Kyuss Released Their Final Album “And The Circus Leaves Town” 25 Years Ago


Kyuss continues to cast a large shadow over the stoner doom scene that is perpetual and ever-changing. This truth is no more certain than the shadow they cast over themselves and having to live up the expectations they set. Coming out of nowhere (really the Palm Desert in California), the band set the template for the genre with Blues For The Red Sun (Dali) and Welcome To Sky Valley (Elecktra), but were always going to be hard-pressed to keep that pace.

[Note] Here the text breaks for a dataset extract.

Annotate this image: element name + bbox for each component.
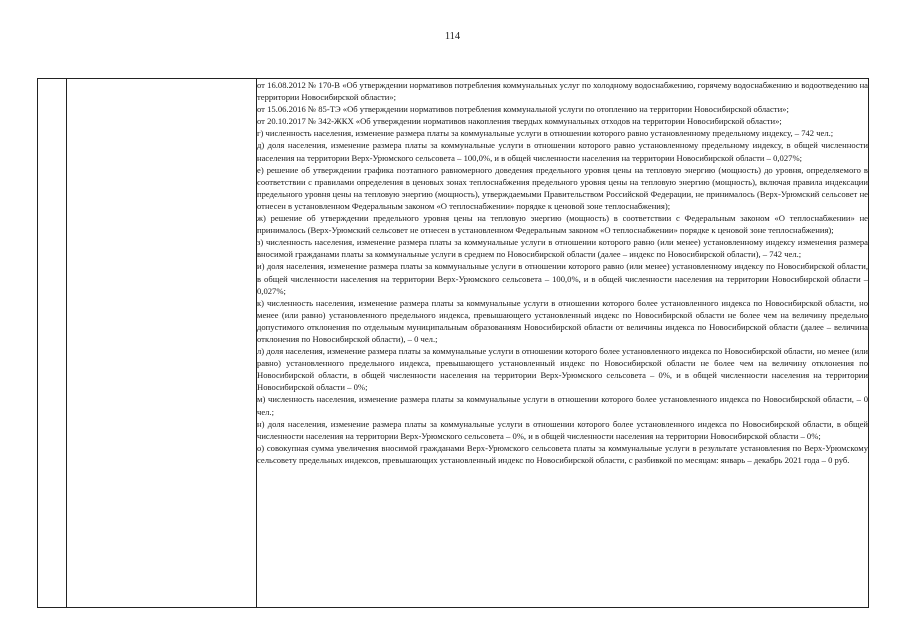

Looking back on their final album And The Circus Leaves Town (Elecktra), it may have not have lived up to its lofty older sisters, but it has some gems that maybe were not appreciated at the time since the band was disintegrating.

With Brant Bjork departed by this time and Alfredo Hernández (Yawning Man, QOTSA), taking over the drum throne, the band continued to build on their lo-fi stoner sound. They were consciously trying to move away from the “big” sound they had on their major-label debut (Sky Valley) and in a way that was pretty punk of them. With the label telling them that they didn’t have a hit with the last album, the retreated even further into themselves and tried to get back to the start of their sound heard on Wretch.

While the album doesn’t have as many memorable riffs and giant hooks, it’s much better than its given credit for historically. John Garcia’s passionate raspy voice, Josh Homme’s singing riffs and leads, and the strong rhythm section of Scott Reeder and Hernández laid down some very strong tracks that would be better loved had they been by another band or a band that had not just made two masterpieces.

With tracks like ‘Hurricane’, ‘One Inch Man’, ‘Gloria Lewis’, ‘Phototropic’, ‘El Rodeo’, ‘Jumbo Blimp Jumbo’, and ‘Catamaran’, the band has some gems that are worth reexamining, in the same way, Led Zeppelin fans overlook In Through The Out Door or Presence (both Swan Song/Atlantic), because they are not Physical Graffiti. Closing track ‘Spaceship Landing’ is ambitious and weird as an overlong exploratory experiment with other hidden tracks inside like a 1960s Pink Floyd or Hawkwind suite of tracks and gives an idea where they could have gone with one more full album. I still think Garcia and Homme might show us something someday if the spirit moves them.

The bad was broken up a few months later, with a split of leftovers that Homme would use as a springboard to Queens of The Stone Age and bigger acclaim that he always lusted after. The final lesson of Kyuss (for now) and of And The Circus Leaves Town is that sometimes an underground band just needs to be left alone to their own devices and not chase major label trappings.